Gulf Nations refuse to take Syrian refugees

Wednesday's Example of Media Bias   —   Posted on September 23, 2015

Did you know?  The five wealthiest Gulf Nations have so far refused to take a single Syrian refugee:

More than four million Syrians have been forced to escape the never-ending civil war ravaging their country and the barbaric terror group carving a bloody trail across the Middle East.

The vast majority live in overcrowded refugee camps in Turkey, Lebanon, Jordan, Egypt and Iraq – all under threat from ISIS – and record numbers are making the perilously long journey to Europe.

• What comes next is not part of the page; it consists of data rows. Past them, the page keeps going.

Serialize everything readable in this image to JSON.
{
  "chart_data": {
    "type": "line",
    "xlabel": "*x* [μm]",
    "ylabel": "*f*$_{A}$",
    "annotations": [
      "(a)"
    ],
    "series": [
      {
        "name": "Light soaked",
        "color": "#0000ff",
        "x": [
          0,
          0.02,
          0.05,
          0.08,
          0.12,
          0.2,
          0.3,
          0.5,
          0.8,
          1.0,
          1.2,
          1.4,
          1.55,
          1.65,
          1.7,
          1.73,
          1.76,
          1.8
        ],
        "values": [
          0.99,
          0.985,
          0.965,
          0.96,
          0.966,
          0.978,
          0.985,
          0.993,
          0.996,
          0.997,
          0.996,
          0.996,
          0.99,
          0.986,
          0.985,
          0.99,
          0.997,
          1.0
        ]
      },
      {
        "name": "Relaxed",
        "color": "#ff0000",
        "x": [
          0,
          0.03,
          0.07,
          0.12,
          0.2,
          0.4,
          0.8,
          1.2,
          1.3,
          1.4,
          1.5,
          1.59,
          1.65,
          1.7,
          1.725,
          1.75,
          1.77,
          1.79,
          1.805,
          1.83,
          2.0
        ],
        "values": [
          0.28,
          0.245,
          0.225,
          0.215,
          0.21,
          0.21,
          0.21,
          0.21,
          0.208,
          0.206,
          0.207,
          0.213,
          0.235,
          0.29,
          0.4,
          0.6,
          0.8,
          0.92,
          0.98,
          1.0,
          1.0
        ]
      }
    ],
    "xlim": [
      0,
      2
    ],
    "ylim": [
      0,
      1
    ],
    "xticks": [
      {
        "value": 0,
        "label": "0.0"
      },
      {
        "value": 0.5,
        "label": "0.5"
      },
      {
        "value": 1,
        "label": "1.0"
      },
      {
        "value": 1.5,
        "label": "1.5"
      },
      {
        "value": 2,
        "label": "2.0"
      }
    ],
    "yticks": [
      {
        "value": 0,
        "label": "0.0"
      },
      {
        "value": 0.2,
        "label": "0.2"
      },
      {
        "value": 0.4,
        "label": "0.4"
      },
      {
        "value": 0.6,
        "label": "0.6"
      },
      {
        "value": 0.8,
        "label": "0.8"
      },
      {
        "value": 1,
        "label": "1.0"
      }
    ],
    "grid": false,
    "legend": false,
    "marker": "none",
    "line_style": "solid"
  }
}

Yet, as debate rages between politicians in Europe over how many they should take, nearby super-wealthy Gulf nations of Saudi Arabia, United Arab Emirates (UAE), Qatar, Kuwait and Bahrain have refused to offer sanctuary to a single Syrian refugee.

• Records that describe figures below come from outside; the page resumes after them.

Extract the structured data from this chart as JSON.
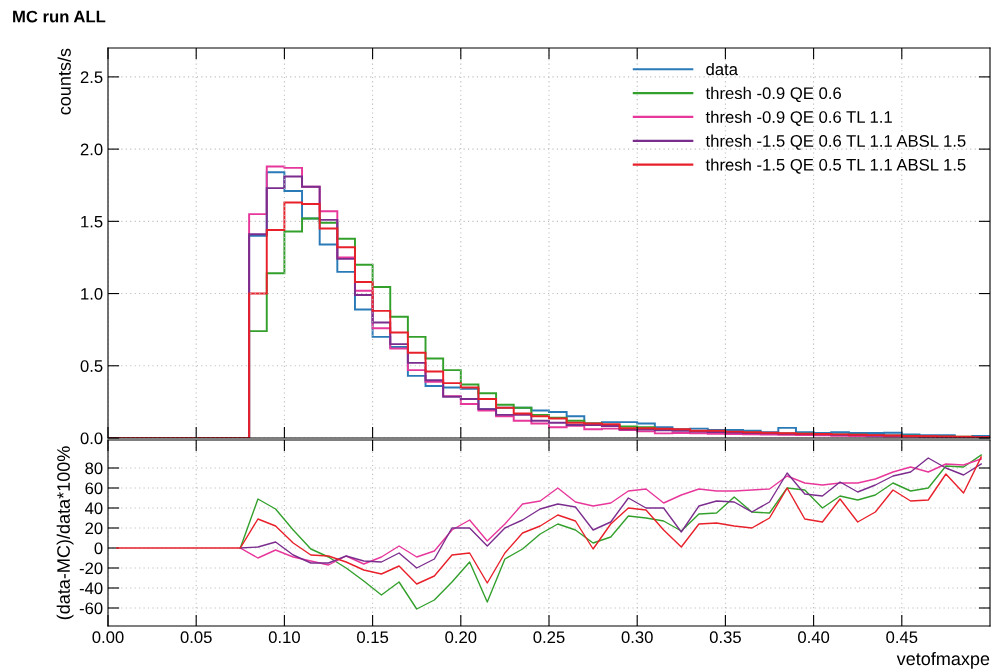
{
  "chart_data": [
    {
      "type": "histogram",
      "title": "MC run ALL",
      "ylabel": "counts/s",
      "bins": [
        0.0,
        0.01,
        0.02,
        0.03,
        0.04,
        0.05,
        0.06,
        0.07,
        0.08,
        0.09,
        0.1,
        0.11,
        0.12,
        0.13,
        0.14,
        0.15,
        0.16,
        0.17,
        0.18,
        0.19,
        0.2,
        0.21,
        0.22,
        0.23,
        0.24,
        0.25,
        0.26,
        0.27,
        0.28,
        0.29,
        0.3,
        0.31,
        0.32,
        0.33,
        0.34,
        0.35,
        0.36,
        0.37,
        0.38,
        0.39,
        0.4,
        0.41,
        0.42,
        0.43,
        0.44,
        0.45,
        0.46,
        0.47,
        0.48,
        0.49,
        0.5
      ],
      "series": [
        {
          "name": "data",
          "color": "#2a7ab8",
          "values": [
            0,
            0,
            0,
            0,
            0,
            0,
            0,
            0,
            1.4,
            1.84,
            1.71,
            1.52,
            1.34,
            1.15,
            0.89,
            0.7,
            0.63,
            0.43,
            0.36,
            0.35,
            0.34,
            0.2,
            0.21,
            0.21,
            0.19,
            0.18,
            0.15,
            0.1,
            0.11,
            0.11,
            0.1,
            0.075,
            0.06,
            0.065,
            0.055,
            0.055,
            0.05,
            0.04,
            0.07,
            0.04,
            0.035,
            0.04,
            0.035,
            0.035,
            0.037,
            0.025,
            0.02,
            0.02,
            0.007,
            0.014
          ]
        },
        {
          "name": "thresh -0.9 QE 0.6",
          "color": "#33a02c",
          "values": [
            0,
            0,
            0,
            0,
            0,
            0,
            0,
            0,
            0.74,
            1.14,
            1.43,
            1.52,
            1.49,
            1.38,
            1.2,
            1.045,
            0.84,
            0.7,
            0.55,
            0.47,
            0.37,
            0.31,
            0.23,
            0.21,
            0.16,
            0.14,
            0.12,
            0.1,
            0.09,
            0.08,
            0.074,
            0.055,
            0.055,
            0.048,
            0.045,
            0.04,
            0.038,
            0.035,
            0.032,
            0.03,
            0.027,
            0.025,
            0.022,
            0.02,
            0.017,
            0.015,
            0.012,
            0.01,
            0.008,
            0.006
          ]
        },
        {
          "name": "thresh -0.9 QE 0.6 TL 1.1",
          "color": "#e8379a",
          "values": [
            0,
            0,
            0,
            0,
            0,
            0,
            0,
            0,
            1.55,
            1.88,
            1.87,
            1.74,
            1.57,
            1.25,
            1.02,
            0.76,
            0.62,
            0.47,
            0.39,
            0.29,
            0.235,
            0.19,
            0.15,
            0.12,
            0.1,
            0.075,
            0.085,
            0.06,
            0.065,
            0.055,
            0.046,
            0.032,
            0.035,
            0.033,
            0.03,
            0.028,
            0.026,
            0.024,
            0.022,
            0.02,
            0.018,
            0.016,
            0.014,
            0.012,
            0.01,
            0.009,
            0.008,
            0.006,
            0.005,
            0.004
          ]
        },
        {
          "name": "thresh -1.5 QE 0.6 TL 1.1 ABSL 1.5",
          "color": "#7b2d8e",
          "values": [
            0,
            0,
            0,
            0,
            0,
            0,
            0,
            0,
            1.41,
            1.73,
            1.81,
            1.74,
            1.51,
            1.24,
            0.99,
            0.8,
            0.65,
            0.52,
            0.4,
            0.285,
            0.27,
            0.2,
            0.16,
            0.16,
            0.12,
            0.105,
            0.09,
            0.09,
            0.083,
            0.06,
            0.058,
            0.053,
            0.05,
            0.045,
            0.042,
            0.038,
            0.035,
            0.032,
            0.03,
            0.027,
            0.025,
            0.022,
            0.02,
            0.017,
            0.015,
            0.013,
            0.011,
            0.009,
            0.007,
            0.005
          ]
        },
        {
          "name": "thresh -1.5 QE 0.5 TL 1.1 ABSL 1.5",
          "color": "#e8202a",
          "values": [
            0,
            0,
            0,
            0,
            0,
            0,
            0,
            0,
            1.0,
            1.44,
            1.63,
            1.62,
            1.45,
            1.32,
            1.08,
            0.88,
            0.73,
            0.59,
            0.46,
            0.38,
            0.35,
            0.27,
            0.21,
            0.17,
            0.15,
            0.135,
            0.105,
            0.1,
            0.095,
            0.067,
            0.067,
            0.064,
            0.06,
            0.05,
            0.05,
            0.044,
            0.04,
            0.036,
            0.033,
            0.03,
            0.028,
            0.025,
            0.022,
            0.02,
            0.017,
            0.014,
            0.012,
            0.01,
            0.008,
            0.006
          ]
        }
      ],
      "xlim": [
        0,
        0.5
      ],
      "xticks": [
        0.0,
        0.05,
        0.1,
        0.15,
        0.2,
        0.25,
        0.3,
        0.35,
        0.4,
        0.45
      ],
      "ylim": [
        0,
        2.7
      ],
      "yticks": [
        {
          "value": 0,
          "label": "0.0"
        },
        {
          "value": 0.5,
          "label": "0.5"
        },
        {
          "value": 1,
          "label": "1.0"
        },
        {
          "value": 1.5,
          "label": "1.5"
        },
        {
          "value": 2,
          "label": "2.0"
        },
        {
          "value": 2.5,
          "label": "2.5"
        }
      ],
      "tick_labels": "y",
      "grid": true,
      "legend": "top right"
    },
    {
      "type": "line",
      "xlabel": "vetofmaxpe",
      "ylabel": "(data-MC)/data*100%",
      "x": [
        0.005,
        0.015,
        0.025,
        0.035,
        0.045,
        0.055,
        0.065,
        0.075,
        0.085,
        0.095,
        0.105,
        0.115,
        0.125,
        0.135,
        0.145,
        0.155,
        0.165,
        0.175,
        0.185,
        0.195,
        0.205,
        0.215,
        0.225,
        0.235,
        0.245,
        0.255,
        0.265,
        0.275,
        0.285,
        0.295,
        0.305,
        0.315,
        0.325,
        0.335,
        0.345,
        0.355,
        0.365,
        0.375,
        0.385,
        0.395,
        0.405,
        0.415,
        0.425,
        0.435,
        0.445,
        0.455,
        0.465,
        0.475,
        0.485,
        0.495
      ],
      "series": [
        {
          "color": "#33a02c",
          "values": [
            null,
            null,
            null,
            null,
            null,
            null,
            null,
            0,
            49,
            39,
            18,
            -1,
            -9,
            -20,
            -33,
            -47,
            -34,
            -61,
            -52,
            -34,
            -14,
            -54,
            -11,
            -1,
            14,
            24,
            18,
            5,
            11,
            32,
            30,
            27,
            17,
            34,
            35,
            51,
            36,
            35,
            60,
            58,
            40,
            52,
            48,
            53,
            65,
            57,
            60,
            82,
            81,
            93
          ]
        },
        {
          "color": "#e8379a",
          "values": [
            null,
            null,
            null,
            null,
            null,
            null,
            null,
            0,
            -10,
            -2,
            -9,
            -13,
            -17,
            -8,
            -16,
            -9,
            2,
            -9,
            -3,
            18,
            28,
            7,
            24,
            44,
            47,
            60,
            46,
            42,
            45,
            57,
            59,
            45,
            53,
            59,
            57,
            57,
            58,
            59,
            72,
            65,
            63,
            65,
            65,
            69,
            76,
            81,
            76,
            84,
            83,
            89
          ]
        },
        {
          "color": "#7b2d8e",
          "values": [
            null,
            null,
            null,
            null,
            null,
            null,
            null,
            0,
            1,
            6,
            -7,
            -15,
            -15,
            -8,
            -13,
            -14,
            -5,
            -20,
            -11,
            20,
            20,
            2,
            20,
            28,
            39,
            44,
            41,
            18,
            26,
            50,
            40,
            40,
            16,
            42,
            47,
            46,
            36,
            46,
            75,
            54,
            52,
            66,
            56,
            63,
            72,
            76,
            90,
            80,
            73,
            84
          ]
        },
        {
          "color": "#e8202a",
          "values": [
            0,
            0,
            0,
            0,
            0,
            0,
            0,
            0,
            29,
            22,
            5,
            -7,
            -8,
            -14,
            -22,
            -26,
            -18,
            -36,
            -28,
            -7,
            -5,
            -35,
            -5,
            15,
            22,
            33,
            27,
            -1,
            24,
            40,
            38,
            18,
            1,
            24,
            25,
            22,
            20,
            30,
            60,
            29,
            26,
            49,
            26,
            36,
            58,
            47,
            48,
            74,
            55,
            91
          ]
        }
      ],
      "xlim": [
        0,
        0.5
      ],
      "xticks": [
        {
          "value": 0,
          "label": "0.00"
        },
        {
          "value": 0.05,
          "label": "0.05"
        },
        {
          "value": 0.1,
          "label": "0.10"
        },
        {
          "value": 0.15,
          "label": "0.15"
        },
        {
          "value": 0.2,
          "label": "0.20"
        },
        {
          "value": 0.25,
          "label": "0.25"
        },
        {
          "value": 0.3,
          "label": "0.30"
        },
        {
          "value": 0.35,
          "label": "0.35"
        },
        {
          "value": 0.4,
          "label": "0.40"
        },
        {
          "value": 0.45,
          "label": "0.45"
        }
      ],
      "ylim": [
        -78,
        108
      ],
      "yticks": [
        -60,
        -40,
        -20,
        0,
        20,
        40,
        60,
        80
      ],
      "grid": true
    }
  ]
}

Amnesty International’s Head of Refugee and Migrants’ Rights, Sherif Elsayid-Ali, described their inaction as ‘shameful’.

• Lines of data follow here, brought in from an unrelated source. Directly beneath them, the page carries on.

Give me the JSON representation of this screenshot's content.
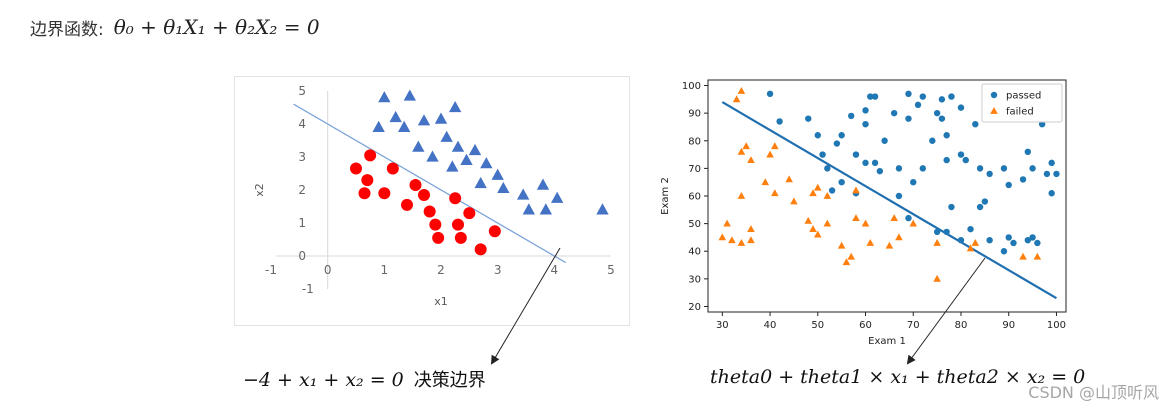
{
  "heading": {
    "label": "边界函数:",
    "formula": "θ₀ + θ₁X₁ + θ₂X₂ = 0"
  },
  "left_caption": {
    "formula": "−4 + x₁ + x₂ = 0",
    "text": "决策边界"
  },
  "right_caption": {
    "formula": "theta0 + theta1 × x₁ + theta2 × x₂ = 0"
  },
  "watermark": "CSDN @山顶听风",
  "colors": {
    "positive": "#4472c4",
    "negative": "#ff0000",
    "boundary_left": "#7da4d9",
    "passed": "#1f77b4",
    "failed": "#ff7f0e",
    "boundary_right": "#1f6fb0"
  },
  "chart_data": [
    {
      "type": "scatter",
      "title": "",
      "xlabel": "x1",
      "ylabel": "x2",
      "xlim": [
        -1,
        5
      ],
      "ylim": [
        -1,
        5
      ],
      "xticks": [
        "-1",
        "0",
        "1",
        "2",
        "3",
        "4",
        "5"
      ],
      "yticks": [
        "-1",
        "0",
        "1",
        "2",
        "3",
        "4",
        "5"
      ],
      "boundary": {
        "equation": "x2 = 4 - x1",
        "x": [
          -0.6,
          4.2
        ]
      },
      "series": [
        {
          "marker": "triangle",
          "points": [
            [
              1.0,
              4.8
            ],
            [
              1.45,
              4.85
            ],
            [
              2.25,
              4.5
            ],
            [
              1.2,
              4.2
            ],
            [
              1.7,
              4.1
            ],
            [
              0.9,
              3.9
            ],
            [
              1.35,
              3.9
            ],
            [
              2.0,
              4.15
            ],
            [
              2.1,
              3.6
            ],
            [
              1.6,
              3.3
            ],
            [
              1.85,
              3.0
            ],
            [
              2.3,
              3.3
            ],
            [
              2.6,
              3.2
            ],
            [
              2.45,
              2.9
            ],
            [
              2.8,
              2.8
            ],
            [
              2.2,
              2.7
            ],
            [
              3.0,
              2.45
            ],
            [
              2.7,
              2.2
            ],
            [
              3.1,
              2.05
            ],
            [
              3.45,
              1.85
            ],
            [
              3.8,
              2.15
            ],
            [
              4.05,
              1.75
            ],
            [
              3.55,
              1.4
            ],
            [
              3.85,
              1.4
            ],
            [
              4.85,
              1.4
            ]
          ]
        },
        {
          "marker": "circle",
          "points": [
            [
              0.75,
              3.05
            ],
            [
              0.5,
              2.65
            ],
            [
              1.15,
              2.65
            ],
            [
              0.7,
              2.3
            ],
            [
              1.55,
              2.15
            ],
            [
              0.65,
              1.9
            ],
            [
              1.0,
              1.9
            ],
            [
              1.7,
              1.85
            ],
            [
              2.25,
              1.75
            ],
            [
              1.4,
              1.55
            ],
            [
              1.8,
              1.35
            ],
            [
              2.5,
              1.3
            ],
            [
              1.9,
              0.95
            ],
            [
              2.3,
              0.95
            ],
            [
              2.95,
              0.75
            ],
            [
              1.95,
              0.55
            ],
            [
              2.35,
              0.55
            ],
            [
              2.7,
              0.2
            ]
          ]
        }
      ]
    },
    {
      "type": "scatter",
      "title": "",
      "xlabel": "Exam 1",
      "ylabel": "Exam 2",
      "xlim": [
        27,
        102
      ],
      "ylim": [
        18,
        102
      ],
      "xticks": [
        30,
        40,
        50,
        60,
        70,
        80,
        90,
        100
      ],
      "yticks": [
        20,
        30,
        40,
        50,
        60,
        70,
        80,
        90,
        100
      ],
      "legend": {
        "position": "top-right",
        "entries": [
          "passed",
          "failed"
        ]
      },
      "boundary": {
        "x": [
          30,
          100
        ],
        "y": [
          94,
          23
        ]
      },
      "series": [
        {
          "name": "passed",
          "marker": "circle",
          "points": [
            [
              40,
              97
            ],
            [
              61,
              96
            ],
            [
              62,
              96
            ],
            [
              69,
              97
            ],
            [
              72,
              96
            ],
            [
              76,
              95
            ],
            [
              78,
              96
            ],
            [
              80,
              92
            ],
            [
              71,
              93
            ],
            [
              86,
              94
            ],
            [
              83,
              86
            ],
            [
              60,
              91
            ],
            [
              66,
              90
            ],
            [
              69,
              88
            ],
            [
              75,
              90
            ],
            [
              76,
              88
            ],
            [
              57,
              89
            ],
            [
              48,
              88
            ],
            [
              42,
              87
            ],
            [
              50,
              82
            ],
            [
              55,
              82
            ],
            [
              60,
              86
            ],
            [
              64,
              80
            ],
            [
              77,
              82
            ],
            [
              74,
              80
            ],
            [
              54,
              79
            ],
            [
              51,
              75
            ],
            [
              58,
              75
            ],
            [
              60,
              72
            ],
            [
              62,
              72
            ],
            [
              63,
              69
            ],
            [
              67,
              70
            ],
            [
              72,
              70
            ],
            [
              70,
              65
            ],
            [
              77,
              73
            ],
            [
              80,
              75
            ],
            [
              81,
              73
            ],
            [
              84,
              70
            ],
            [
              86,
              68
            ],
            [
              94,
              76
            ],
            [
              95,
              70
            ],
            [
              93,
              66
            ],
            [
              89,
              70
            ],
            [
              90,
              64
            ],
            [
              98,
              68
            ],
            [
              99,
              72
            ],
            [
              100,
              68
            ],
            [
              99,
              61
            ],
            [
              94,
              97
            ],
            [
              90,
              88
            ],
            [
              97,
              86
            ],
            [
              55,
              65
            ],
            [
              53,
              62
            ],
            [
              58,
              61
            ],
            [
              52,
              70
            ],
            [
              67,
              60
            ],
            [
              78,
              56
            ],
            [
              84,
              56
            ],
            [
              85,
              58
            ],
            [
              69,
              52
            ],
            [
              75,
              47
            ],
            [
              77,
              47
            ],
            [
              80,
              44
            ],
            [
              82,
              48
            ],
            [
              86,
              44
            ],
            [
              90,
              45
            ],
            [
              94,
              44
            ],
            [
              96,
              43
            ],
            [
              89,
              40
            ],
            [
              95,
              45
            ],
            [
              91,
              43
            ]
          ]
        },
        {
          "name": "failed",
          "marker": "triangle",
          "points": [
            [
              34,
              98
            ],
            [
              33,
              95
            ],
            [
              35,
              78
            ],
            [
              34,
              76
            ],
            [
              36,
              73
            ],
            [
              40,
              75
            ],
            [
              41,
              78
            ],
            [
              44,
              66
            ],
            [
              39,
              65
            ],
            [
              45,
              58
            ],
            [
              34,
              60
            ],
            [
              41,
              61
            ],
            [
              49,
              61
            ],
            [
              50,
              63
            ],
            [
              52,
              60
            ],
            [
              58,
              62
            ],
            [
              48,
              51
            ],
            [
              49,
              48
            ],
            [
              50,
              46
            ],
            [
              52,
              50
            ],
            [
              58,
              52
            ],
            [
              60,
              50
            ],
            [
              66,
              52
            ],
            [
              70,
              50
            ],
            [
              67,
              45
            ],
            [
              65,
              42
            ],
            [
              61,
              43
            ],
            [
              57,
              38
            ],
            [
              56,
              36
            ],
            [
              31,
              50
            ],
            [
              32,
              44
            ],
            [
              34,
              43
            ],
            [
              36,
              44
            ],
            [
              36,
              48
            ],
            [
              30,
              45
            ],
            [
              75,
              43
            ],
            [
              82,
              41
            ],
            [
              75,
              30
            ],
            [
              83,
              43
            ],
            [
              93,
              38
            ],
            [
              96,
              38
            ],
            [
              55,
              42
            ]
          ]
        }
      ]
    }
  ]
}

He said: ‘The records of Gulf countries is absolutely appalling, in terms of actually showing compassion and sharing the responsibility of this crisis… It is a disgrace.’

Left with nothing, these refugees travel thousands of miles from the Middle East, through central Europe and across the Mediterranean to reach countries like Germany and Austria.

Others have tried to sneak on boats, trains and trucks crossing the Channel to the UK.

Almost 3,000 have died trying to reach Europe by sea this year, but hundreds more attempt the same life-threatening journey with their babies and young children every single night.

None have been allowed to enter the (relatively) nearby Gulf nations, who all rank in the world’s top 50 GDPs and have a combined military budget of more than £65billion [almost $100 billion], according to Arab expert Sultan Sooud al-Qassemi.

He said: ‘The Gulf must realize that now is the time to change their policy regarding accepting refugees from the Syria crisis. It is the moral, ethical and responsible step to take.’

Gulf states have donated money.  In total, the Gulf states are thought to have given over £589m [$904 million] to the aid effort – but it is four times less than the United States has.